Policy Provisions include the following:

  • State universities and other nonstate entities that receive funds are required to seek private donations to help cover losses.
  • No state funds are allowed for construction of new residences within the 100-year floodplain.
  • $30 million nondisaster-related appropriation to the state Rural Health Care Stabilization Contingent Fund.

House Version — H1023, Storm Recovery Act of 2019

Totals $280,518,719 in spending, appropriates the following:

  • $70,812,336 to the Hurricane Florence Disaster Recovery Fund to provide state match for Florence federal disaster assistance programs.
  • $11,197,013 for state match for Hurricane Matthew-related federal disaster assistance programs.
  • $4,176,245 for state match for Hurricane Matthew-related federal disaster assistance programs.
  • $17,800,000 for state match for Hurricane Dorian-related federal disaster assistance programs and similar state assistance that may supplement federal assistance or cover housing repairs and rehabilitation for those who do not qualify for federal assistance.
  • $5 million to replenish the state’s Emergency Response and Disaster Relief Fund for future storms.
  • $40 million to the state Office of Recovery and Resiliency to cover a $20 million bridge loan program for distressed local governments impacted by hurricanes Matthew, Michael, Florence or Dorian; $10 million in grants to local governments for Dorian disaster recovery; and $10 million for assistance and staff support to help local governments and regional agencies to develop resilience implementation.
  • $17,600,000 to the Department of Environmental Quality for the state match for additional federal funds for the state’s Clean Water State Revolving Fund and the Drinking Water State Revolving Fund.
  • $1.3 million to DEQ for four temporary positions and funding for coastal resiliency planning for all 20 coastal counties.
  • $50,000 to DEQ for repair, restoration and recovery at the state’s Coastal Reserve sites damaged during Dorian.
  • $30,000 to the Wildlife Resources Commission for repair and restoration to boating access areas in Carteret and Currituck counties.
  • $30 million to the Department of Transportation for current and future Hurricane Dorian-related activities such as debris removal, highway and infrastructure repair.
  • $2 million to DOT for living shoreline projects near key transportation infrastructure.
  • $2 million to DOT to expand the state’s flood inundation mapping alert network, or FINMAN.
  • $2 million to DOT for flood risk assessment along highway major transportation routes.
  • $5 million to the Division of Emergency Management for expansion of flood mitigation studies
  • $4.8 million to DEM for water and breach level monitoring systems for 1,510 high- and intermediate-risk dams.
  • $32.3 million to DEM for LiDAR topography updates, aimed in at improving flood and landslide mapping.
  • $5.2 million for repairs to storm damage at Elizabeth City State University.
  • $1.7 for a direct grant to Hyde County for repairs at the Ocracoke School.
  • $15 million for Golden LEAF grants for infrastructure repair.
  • $1.8 million to Hyde County for a pump station and watershed restoration infrastructure for Lake Mattamuskeet.
  • $753,125 for funding of the 2-1-1 program and new positions to administer federal grants for the Department of Public Safety.
  • $5 million to the Department of Agriculture for the state’s swine buyout program to cover buyouts of high-priority operations in the 100-year floodplain.
  • $5 million for stream debris removal.

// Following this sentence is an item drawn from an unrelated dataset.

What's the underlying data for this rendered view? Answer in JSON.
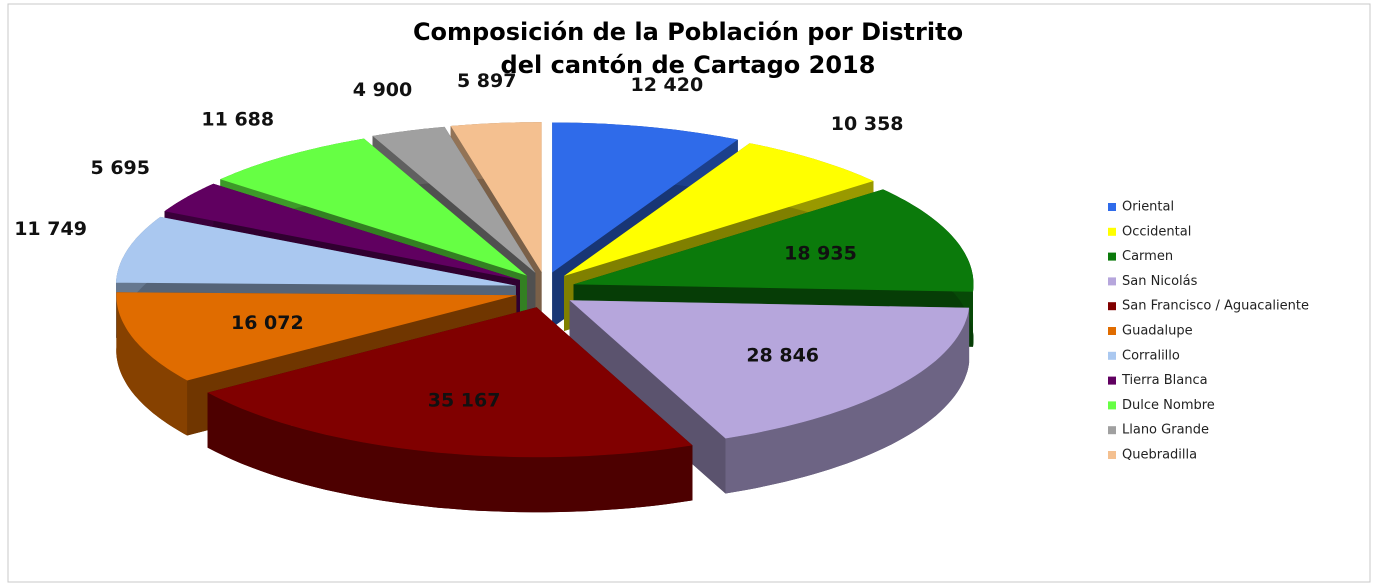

Policy Provisions include the following:

  • Adds flexibility in reporting for local governments to allow them to combine costs and projects and reallocate funds from individual storms.
  • Allows local governments to use prequalified contractors during emergencies and disaster recovery.
  • Implements a legislative review panel’s recommendations for new state systems, responsibilities and oversight for disaster recovery under the Office of Recovery & Resiliency.
  • Appropriates $2 million for the extension of a pilot program that assists low income households in obtaining flood insurance.
  • Appropriates $1 million to the Wildlife Resources Commission and authorizes the WRC to remove and dispose of abandoned and derelict vessels.